Le couple a fait l'acquisition de sa maison à Perpignan et s'y est installé en 2002. Il a ensuite accueilli successivement 29 enfants placés à son domicile de la Sarthe et a ensuite fait donation de cette propriété à la seule fille qu'il a adoptée . Ils conviennent oralement entre eux qu'ils resteront dans la maison jusqu'à leur décès, et détiendront donc l'usufruit, mais aucun acte notarié n'officialise cette donation. Les parents règlent tous les frais inhérents à la maison et s'acquittent du paiement de la taxe foncière.
Un âge avancé
Ils tombent malades et ne parviennent plus à payer cette taxe. Les impôts se retournent alors contre la propriétaire officielle, leur fille, qui décide d'assigner les parents en justice en 2019. Elle veut vendre la maison sans prendre en considération le désir de sa famille. La justice tranche et ordonne l'expulsion des parents. Elle considère qu'aucun acte n'a été réalisé devant le notaire et que le contrat est donc nul. Les époux sont des occupants sans droit ni titre selon elle. « C'est nous qui l'avons payée cette maison et on n'a pas à nous jeter dehors comme des chiens. On nous fait mourir avec cette histoire. De toute façon, on ne va pas vivre 20 ans de plus, il suffit d'attendre un peu », se plaint le père de famille auprès du journal L'Indépendant .

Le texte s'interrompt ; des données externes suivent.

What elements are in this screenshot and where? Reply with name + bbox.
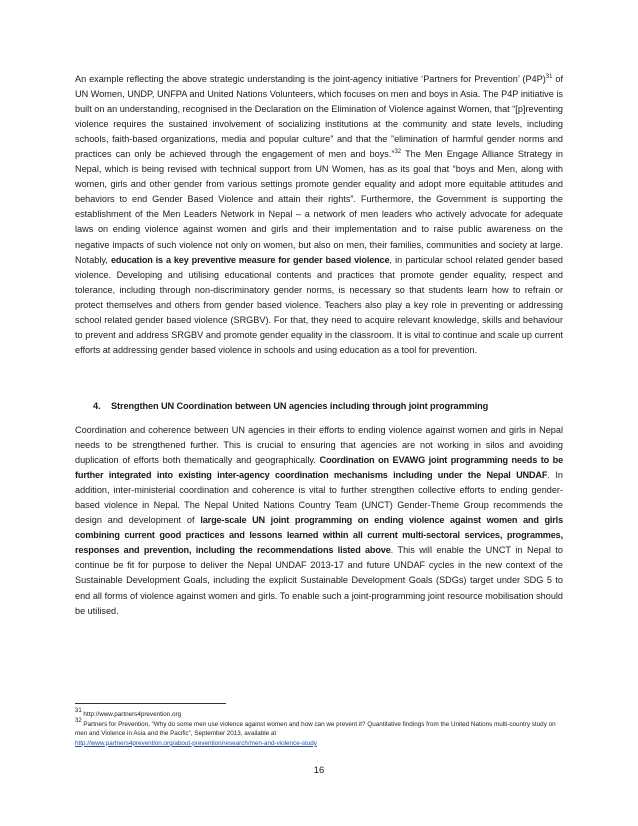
heading-text: Strengthen UN Coordination between UN agencies including through joint programming xyxy=(111,401,489,411)
footnote-text: http://www.partners4prevention.org xyxy=(81,711,182,718)
footnote-32 xyxy=(75,717,563,749)
heading-number: 4. xyxy=(93,401,101,411)
section-heading xyxy=(93,401,488,411)
paragraph-text: The Men Engage Alliance Strategy in Nepal, which is being revised with technical support from UN Women, has as its goal that “boys and Men, along with women, girls and other gender from various settings promote gender equality and adopt more equitable attitudes and behaviors to end Gender Based Violence and attain their rights”. Furthermore, the Government is supporting the establishment of the Men Leaders Network in Nepal – a network of men leaders who actively advocate for adequate laws on ending violence against women and girls and their implementation and to raise public awareness on the negative impacts of such violence not only on women, but also on men, their families, communities and society at large. Notably, xyxy=(75,149,563,265)
paragraph-text: An example reflecting the above strategic understanding is the joint-agency initiative ‘Partners for Prevention’ (P4P) xyxy=(75,74,546,84)
footnote-mark: 31 xyxy=(75,708,82,714)
footnote-link[interactable]: http://www.partners4prevention.org/about-prevention/research/men-and-violence-study xyxy=(75,739,317,747)
paragraph-text: , in particular school related gender based violence. Developing and utilising educational contents and practices that promote gender equality, respect and tolerance, including through non-discriminatory gender norms, is necessary so that students learn how to refrain or protect themselves and others from gender based violence. Teachers also play a key role in preventing or addressing school related gender based violence (SRGBV). For that, they need to acquire relevant knowledge, skills and behaviour to prevent and address SRGBV and promote gender equality in the classroom. It is vital to continue and scale up current efforts at addressing gender based violence in schools and using education as a tool for prevention. xyxy=(75,254,563,355)
footnote-divider xyxy=(75,703,226,704)
footnote-mark: 32 xyxy=(75,717,82,724)
paragraph-text: . In addition, inter-ministerial coordination and coherence is vital to further strengthen collective efforts to ending gender-based violence in Nepal. The Nepal United Nations Country Team (UNCT) Gender-Theme Group recommends the design and development of xyxy=(75,470,563,526)
paragraph-coordination xyxy=(75,423,563,619)
footnote-ref-32[interactable]: 32 xyxy=(394,149,402,156)
page-number: 16 xyxy=(313,765,325,776)
paragraph-text: Coordination and coherence between UN agencies in their efforts to ending violence against women and girls in Nepal needs to be strengthened further. This is crucial to ensuring that agencies are not working in silos and avoiding duplication of efforts both thematically and geographically. xyxy=(75,425,563,466)
footnote-31 xyxy=(75,710,563,720)
footnotes xyxy=(75,710,563,748)
paragraph-text: of UN Women, UNDP, UNFPA and United Nations Volunteers, which focuses on men and boys in Asia. The P4P initiative is built on an understanding, recognised in the Declaration on the Elimination of Violence against Women, that “[p]reventing violence requires the sustained involvement of socializing institutions at the community and state levels, including schools, faith-based organizations, media and popular culture” and that the ”elimination of harmful gender norms and practices can only be achieved through the engagement of men and boys.” xyxy=(75,74,563,160)
bold-emphasis: large-scale UN joint programming on ending violence against women and girls combining current good practices and lessons learned within all current multi-sectoral services, programmes, responses and prevention, including the recommendations listed above xyxy=(75,515,563,556)
footnote-text: Partners for Prevention, “Why do some men use violence against women and how can we prevent it? Quantitative findings from the United Nations multi-country study on men and Violence in Asia and the Pacific”, September 2013, available at xyxy=(75,720,556,738)
bold-emphasis: education is a key preventive measure for gender based violence xyxy=(110,254,390,265)
footnote-ref-31[interactable]: 31 xyxy=(545,74,553,80)
paragraph-text: . This will enable the UNCT in Nepal to continue be fit for purpose to deliver the Nepal UNDAF 2013-17 and future UNDAF cycles in the new context of the Sustainable Development Goals, including the explicit Sustainable Development Goals (SDGs) target under SDG 5 to end all forms of violence against women and girls. To enable such a joint-programming joint resource mobilisation should be utilised. xyxy=(75,545,563,616)
paragraph-p4p xyxy=(75,72,563,358)
bold-emphasis: Coordination on EVAWG joint programming needs to be further integrated into existing inter-agency coordination mechanisms including under the Nepal UNDAF xyxy=(75,455,563,481)
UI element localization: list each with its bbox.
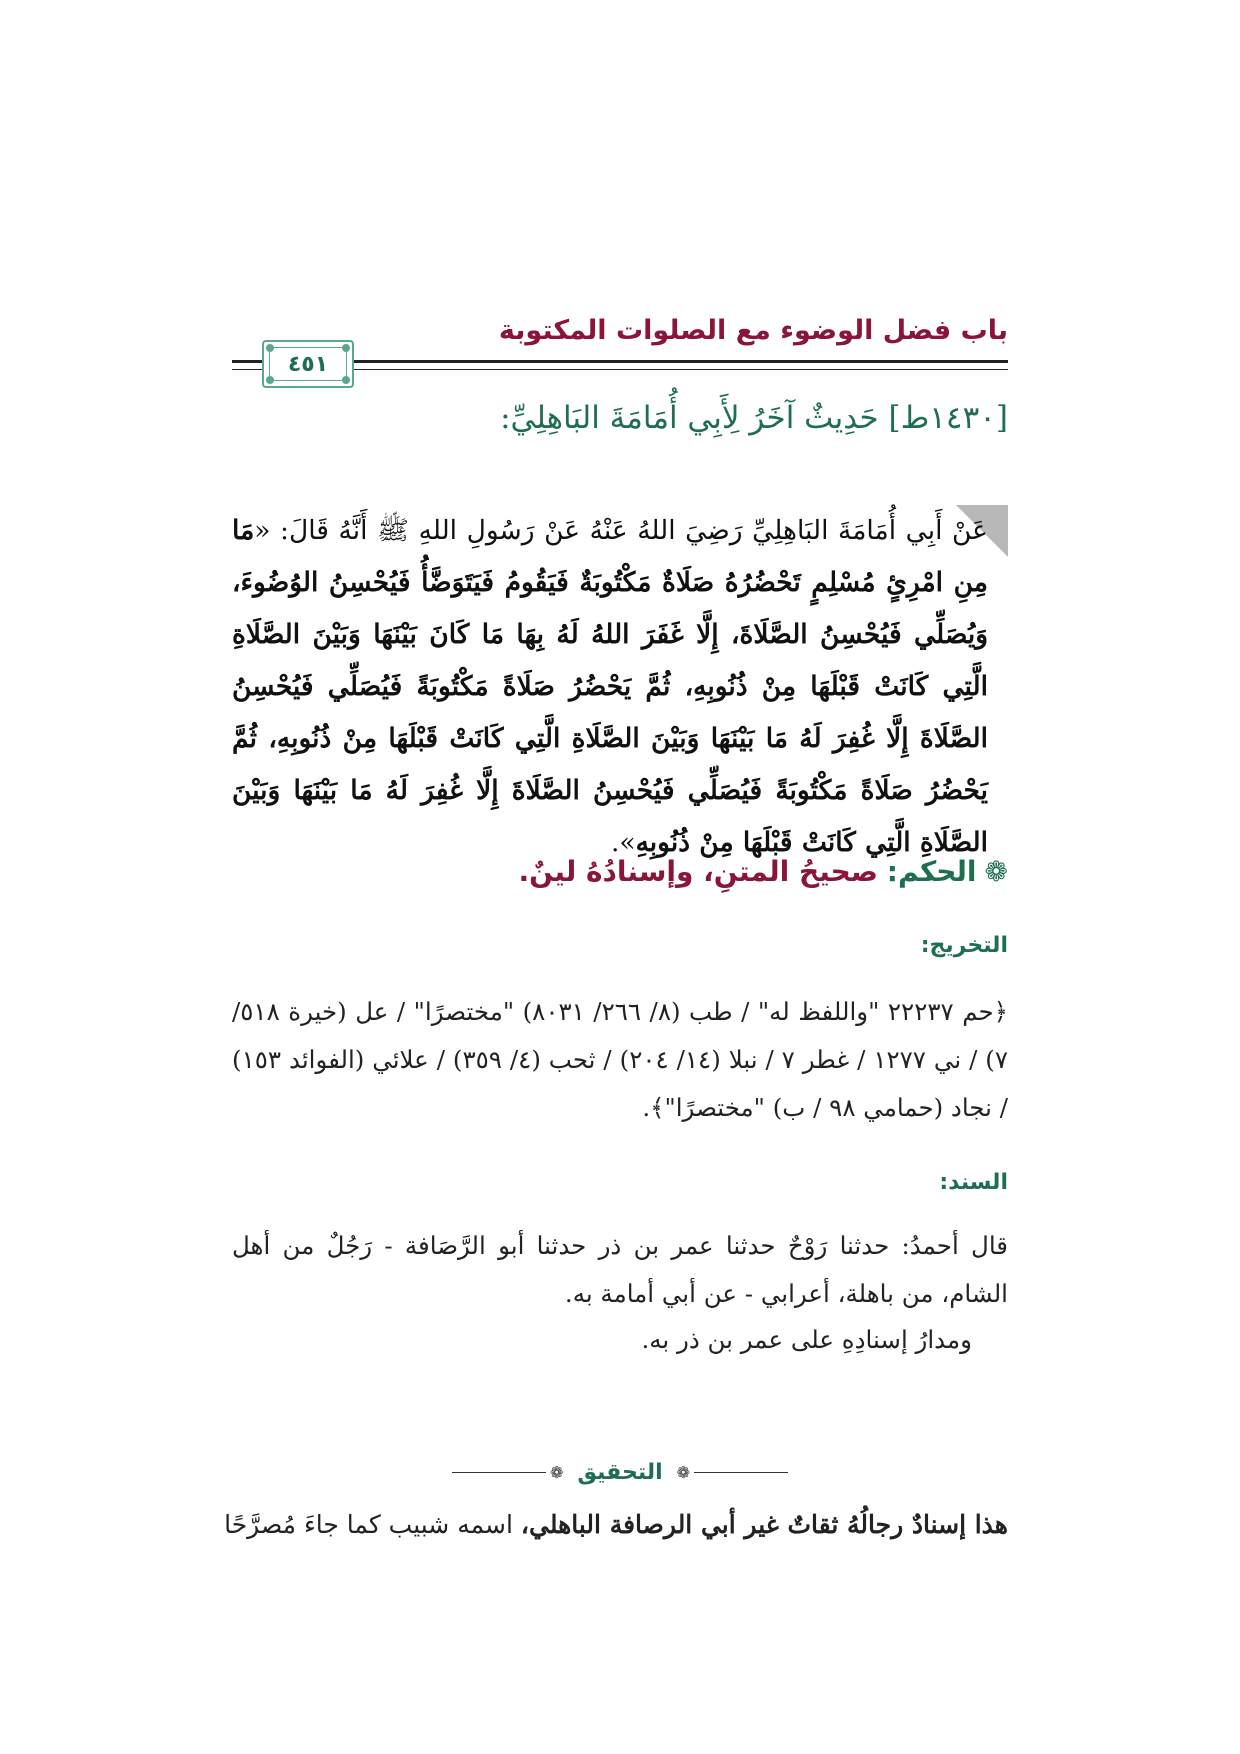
flower-icon: ❁: [984, 855, 1008, 888]
hukm-label: الحكم:: [886, 855, 977, 888]
hadith-heading: [١٤٣٠ط] حَدِيثٌ آخَرُ لِأَبِي أُمَامَةَ البَاهِلِيِّ:: [500, 400, 1008, 436]
tahqiq-label: التحقيق: [577, 1459, 663, 1485]
tahqiq-divider: [452, 1458, 788, 1486]
sanad-madar: ومدارُ إسنادِهِ على عمر بن ذر به.: [641, 1325, 972, 1354]
divider-line: [452, 1472, 546, 1473]
page-number-badge: [262, 340, 354, 388]
tahqiq-bold: هذا إسنادٌ رجالُهُ ثقاتٌ غير أبي الرصافة الباهلي،: [520, 1510, 1008, 1539]
hadith-matn: مَا مِنِ امْرِئٍ مُسْلِمٍ تَحْضُرُهُ صَلَاةٌ مَكْتُوبَةٌ فَيَقُومُ فَيَتَوَضَّأُ فَيُحْسِنُ الوُضُوءَ، وَيُصَلِّي فَيُحْسِنُ الصَّلَاةَ، إِلَّا غَفَرَ اللهُ لَهُ بِهَا مَا كَانَ بَيْنَهَا وَبَيْنَ الصَّلَاةِ الَّتِي كَانَتْ قَبْلَهَا مِنْ ذُنُوبِهِ، ثُمَّ يَحْضُرُ صَلَاةً مَكْتُوبَةً فَيُصَلِّي فَيُحْسِنُ الصَّلَاةَ إِلَّا غُفِرَ لَهُ مَا بَيْنَهَا وَبَيْنَ الصَّلَاةِ الَّتِي كَانَتْ قَبْلَهَا مِنْ ذُنُوبِهِ، ثُمَّ يَحْضُرُ صَلَاةً مَكْتُوبَةً فَيُصَلِّي فَيُحْسِنُ الصَّلَاةَ إِلَّا غُفِرَ لَهُ مَا بَيْنَهَا وَبَيْنَ الصَّلَاةِ الَّتِي كَانَتْ قَبْلَهَا مِنْ ذُنُوبِهِ: [232, 515, 988, 858]
tahqiq-text: [224, 1510, 1008, 1539]
divider-line: [694, 1472, 788, 1473]
takhrij-text: ﴿حم ٢٢٢٣٧ "واللفظ له" / طب (٨/ ٢٦٦/ ٨٠٣١) "مختصرًا" / عل (خيرة ٥١٨/ ٧) / ني ١٢٧٧ / غطر ٧ / نبلا (١٤/ ٢٠٤) / ثحب (٤/ ٣٥٩) / علائي (الفوائد ١٥٣) / نجاد (حمامي ٩٨ / ب) "مختصرًا"﴾.: [232, 997, 1009, 1122]
hadith-text: [232, 505, 988, 869]
sanad-text: قال أحمدُ: حدثنا رَوْحٌ حدثنا عمر بن ذر حدثنا أبو الرَّصَافة - رَجُلٌ من أهل الشام، من باهلة، أعرابي - عن أبي أمامة به.: [232, 1231, 1008, 1308]
hukm-line: [518, 855, 1008, 888]
ornament-icon: ❁: [676, 1462, 691, 1482]
chapter-title: باب فضل الوضوء مع الصلوات المكتوبة: [498, 315, 1008, 346]
sanad-label: السند:: [939, 1170, 1008, 1195]
page-number: ٤٥١: [269, 347, 347, 381]
tahqiq-rest: اسمه شبيب كما جاءَ مُصرَّحًا: [224, 1510, 521, 1539]
hukm-value: صحيحُ المتنِ، وإسنادُهُ لينٌ.: [518, 855, 878, 888]
takhrij-label: التخريج:: [920, 933, 1008, 958]
hadith-close: ».: [610, 827, 636, 858]
hadith-intro: عَنْ أَبِي أُمَامَةَ البَاهِلِيِّ رَضِيَ اللهُ عَنْهُ عَنْ رَسُولِ اللهِ ﷺ أَنَّهُ قَالَ: «: [254, 515, 988, 546]
ornament-icon: ❁: [549, 1462, 564, 1482]
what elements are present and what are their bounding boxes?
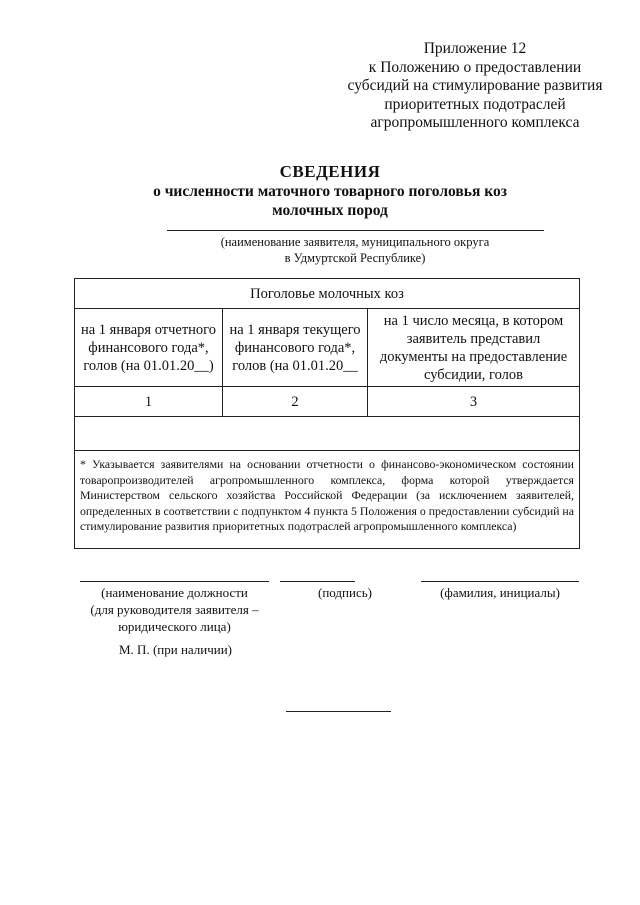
column-header-current-year: на 1 января текущего финансового года*, голов (на 01.01.20__ <box>229 321 361 374</box>
table-group-header: Поголовье молочных коз <box>250 285 404 302</box>
annex-line: Приложение 12 <box>423 40 527 57</box>
goat-count-table <box>74 278 580 549</box>
name-caption: (фамилия, инициалы) <box>440 585 560 600</box>
annex-line: субсидий на стимулирование развития <box>347 77 603 94</box>
end-separator-line <box>286 711 391 712</box>
stamp-place: М. П. (при наличии) <box>119 642 233 657</box>
applicant-caption-line2: в Удмуртской Республике) <box>284 250 426 265</box>
column-header-previous-year: на 1 января отчетного финансового года*, голов (на 01.01.20__) <box>80 321 217 374</box>
position-signature-line <box>80 581 269 582</box>
annex-header <box>330 40 620 133</box>
signature-caption: (подпись) <box>318 585 372 600</box>
column-number: 3 <box>469 393 478 410</box>
applicant-name-line <box>167 230 544 231</box>
title-subtitle-line2: молочных пород <box>272 202 388 219</box>
position-caption: (наименование должности (для руководителя заявителя – юридического лица) <box>90 585 259 634</box>
name-signature-line <box>421 581 579 582</box>
signature-line <box>280 581 355 582</box>
table-rule <box>75 450 579 451</box>
document-title <box>60 162 600 220</box>
title-heading: СВЕДЕНИЯ <box>279 162 381 181</box>
annex-line: к Положению о предоставлении <box>368 58 582 76</box>
applicant-caption <box>150 235 560 266</box>
column-number: 1 <box>144 393 153 410</box>
title-subtitle-line1: о численности маточного товарного поголовья коз <box>153 183 507 200</box>
applicant-caption-line1: (наименование заявителя, муниципального округа <box>220 235 490 249</box>
table-empty-data-row <box>75 417 579 450</box>
annex-line: агропромышленного комплекса <box>370 114 580 131</box>
column-number: 2 <box>291 393 299 410</box>
column-header-application-month: на 1 число месяца, в котором заявитель представил документы на предоставление субсидии, голов <box>379 312 568 383</box>
table-footnote: * Указывается заявителями на основании отчетности о финансово-экономическом состоянии товаропроизводителей агропромышленного комплекса, форма которой утверждается Министерством сельского хозяйства Российской Федерации (за исключением заявителей, определенных в соответствии с подпунктом 4 пункта 5 Положения о предоставлении субсидий на стимулирование развития приоритетных подотраслей агропромышленного комплекса) <box>80 457 574 533</box>
annex-line: приоритетных подотраслей <box>384 95 566 113</box>
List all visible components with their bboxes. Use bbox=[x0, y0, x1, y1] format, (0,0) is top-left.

Le 18 septembre, le préfet a refusé le concours de la force publique, c'est-à-dire l'intervention de la police, pour expulser les octogénaires. « Je ne comprends pas que l'on ait accordé le concours de la force publique dans ce dossier. Je retire le concours de la force publique pour une raison simple : le principe à valeur constitutionnelle de sauvegarde de la dignité de la personne humaine » , confie le préfet, Pierre Régnault de la Mothe, préfet des Pyrénées-Orientales, au Figaro . L'avocat du couple, Me Codognès se réjouit que « le préfet ait évalué la balance entre l'obligation d'exécuter une décision d'expulsion et le préjudice énorme qu'il implique à un couple âgé en grandes difficultés ». La fille adoptive dispose de 10 jours pour déposer un recours devant le Tribunal administratif.